Balancing register allocation across threads for a multithreaded network processor

Modern network processors employ multi-threading to allow concurrency amongst multiple packet processing tasks. We studied the properties of applications running on the network processors and observed that their imbalanced register requirements across different threads at different program points could lead to poor performance. Many times application needs demand some threads to be more performance critical than others and thus by controlling the register allocation across threads one could impact the performance of the threads and get the desired performance properties for concurrent threads. This prompts our work.Our register allocator aims to distribute available registers to different threads according to their needs. The compiler analyzes the register needs of each thread both at the point of a context switch as well as internally.

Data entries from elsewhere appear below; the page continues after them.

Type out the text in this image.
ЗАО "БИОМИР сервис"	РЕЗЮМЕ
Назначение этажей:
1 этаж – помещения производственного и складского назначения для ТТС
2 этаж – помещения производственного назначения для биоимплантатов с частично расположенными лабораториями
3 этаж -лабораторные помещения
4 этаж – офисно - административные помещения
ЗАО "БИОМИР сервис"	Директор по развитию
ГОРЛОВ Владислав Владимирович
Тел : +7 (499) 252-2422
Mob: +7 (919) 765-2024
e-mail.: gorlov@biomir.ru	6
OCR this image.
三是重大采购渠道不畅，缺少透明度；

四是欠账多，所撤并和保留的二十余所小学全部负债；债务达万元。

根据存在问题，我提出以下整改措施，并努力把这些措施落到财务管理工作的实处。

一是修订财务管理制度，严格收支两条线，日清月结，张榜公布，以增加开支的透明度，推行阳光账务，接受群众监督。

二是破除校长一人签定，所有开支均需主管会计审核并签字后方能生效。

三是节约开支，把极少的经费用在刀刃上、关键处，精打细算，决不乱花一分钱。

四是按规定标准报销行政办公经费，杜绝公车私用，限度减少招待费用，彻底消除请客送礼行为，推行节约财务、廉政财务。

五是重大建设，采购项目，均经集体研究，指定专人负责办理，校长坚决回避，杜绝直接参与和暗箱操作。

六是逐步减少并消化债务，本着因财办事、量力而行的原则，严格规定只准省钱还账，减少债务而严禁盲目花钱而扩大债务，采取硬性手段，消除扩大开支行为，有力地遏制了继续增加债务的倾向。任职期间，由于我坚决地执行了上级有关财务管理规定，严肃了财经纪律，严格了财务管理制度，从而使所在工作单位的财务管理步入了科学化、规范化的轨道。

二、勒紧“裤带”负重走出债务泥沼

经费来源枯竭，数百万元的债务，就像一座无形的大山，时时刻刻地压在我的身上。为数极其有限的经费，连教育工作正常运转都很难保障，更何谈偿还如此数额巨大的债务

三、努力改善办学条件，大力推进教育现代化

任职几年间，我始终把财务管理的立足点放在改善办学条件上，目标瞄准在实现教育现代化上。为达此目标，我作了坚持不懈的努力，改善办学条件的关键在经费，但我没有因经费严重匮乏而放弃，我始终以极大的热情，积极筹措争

Compiler then designates some registers as shared and some as private to each thread. Shared registers are allocated across all threads explicitly by the compiler. Values that are live across a context switch can not be kept in shared registers due to safety reasons; thus, only those live ranges that are internal to the context switch can be safely allocated to shared registers. Spill can cause a context switch. and thus, the problems of context switch and allocation are closely coupled and we propose a solution to this problem. The proposed interference graphs (GIG,BIG,IIG) distinguish variables that must use a thread's private registers from those that can use shared registers. We first estimate the register requirement bounds, then reduce from the upper bound gradually to achieve a good register balance among threads. To reduce the register needs, move insertions are inserted at program points that split the live ranges or the nodes on the interference graph. We show that the lower bound is reachable via live range splitting and is adequate for our benchmark programs for simultaneously assigning them on different threads. As our objective, the number of move instructions is minimized.Empirical results show that the compiler is able to effectively control the register allocation across threads by maximizing the number of shared registers. Speed-up for performance critical threads ranges from 18 to 24% whereas degradation for performance of non-critical threads ranges only from 1 to 4%.